A Corzine campaign official declined to comment on Marra's remarks, because, as he put it, "we don't want to criticize an investigation and politicize it."

But some of Christie's Republican allies already suspect that politics is the real motive behind the Justice Department's initiative against Marra's remarks, and that's why it was leaked to the news media in the first place.

This is not the first time the power of the government has been used -- some might say abused -- to achieve or advance some political end.

Such abuse was on display last week when Democratic Rep. Henry Waxman of California, the aggressive chairman of the Energy and Commerce Committee, sent a letter to 52 health-insurance companies demanding internal financial records as part of an investigation into the industry's executive compensation and other practices.

The health-insurance industry has been a critic of President Obama's healthcare plan, but the White House's campaign to demonize it has for all intents and purposes largely failed. Polls show that most Americans are satisfied with their healthcare coverage.

So with national polls indicating growing opposition to the Democrats' healthcare bills, Waxman has embarked on what an insurance-industry spokesman calls "a fishing expedition" to dig up whatever he can find to attack one of the administration's chief opponents.

It is rather late in the healthcare debate to be demanding insurance-industry records. And it does not require very deep analysis to see what Waxman's motivations are and why he is in a hurry to get this information by early September, which includes how much top executives earned between 2003 and 2008.

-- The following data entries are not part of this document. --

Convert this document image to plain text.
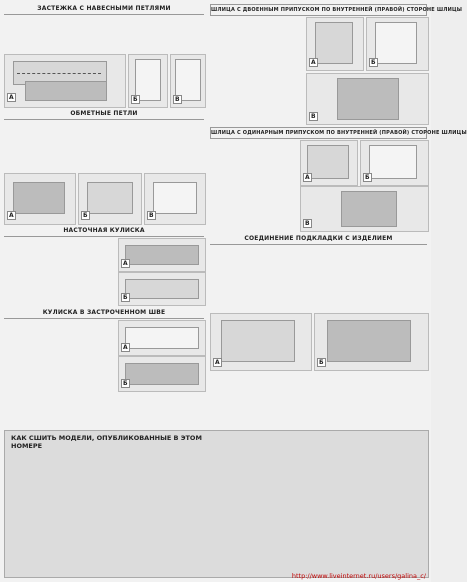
ЗАСТЕЖКА С НАВЕСНЫМИ ПЕТЛЯМИ
А	Б	В
ОБМЕТНЫЕ ПЕТЛИ
А	Б	В
НАСТОЧНАЯ КУЛИСКА
А
Б
КУЛИСКА В ЗАСТРОЧЕННОМ ШВЕ
А
Б
ШЛИЦА С ДВОЕННЫМ ПРИПУСКОМ ПО ВНУТРЕННЕЙ (ПРАВОЙ) СТОРОНЕ ШЛИЦЫ
А	Б
В
ШЛИЦА С ОДИНАРНЫМ ПРИПУСКОМ ПО ВНУТРЕННЕЙ (ПРАВОЙ) СТОРОНЕ ШЛИЦЫ
А	Б
В
СОЕДИНЕНИЕ ПОДКЛАДКИ С ИЗДЕЛИЕМ
А	Б
КАК СШИТЬ МОДЕЛИ, ОПУБЛИКОВАННЫЕ В ЭТОМ НОМЕРЕ
http://www.liveinternet.ru/users/galina_c/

Waxman and other top Democrats on the House committee were trying to "silence the health-insurance industry and distract attention away from the fact that the American people are rejecting a government-run plan," a spokesman for America's Health Insurance Plans told the AP's David Espo.

Exactly.

So at one end of Pennsylvania Avenue, we have the heavy hand of the Justice Department investigating whether the acting U.S. attorney in the district of New Jersey -- who is valiantly trying to clean up corruption -- has some devious political motivation to observe that things are pretty bad there and getting worse.

And at the other end of the avenue, a powerful committee chairman is trying to dig up dirt on an industry that insures 180 million Americans, just to score political points when the healthcare battle resumes on Capitol Hill.

There's a larger story developing here about political abuse of power in Washington.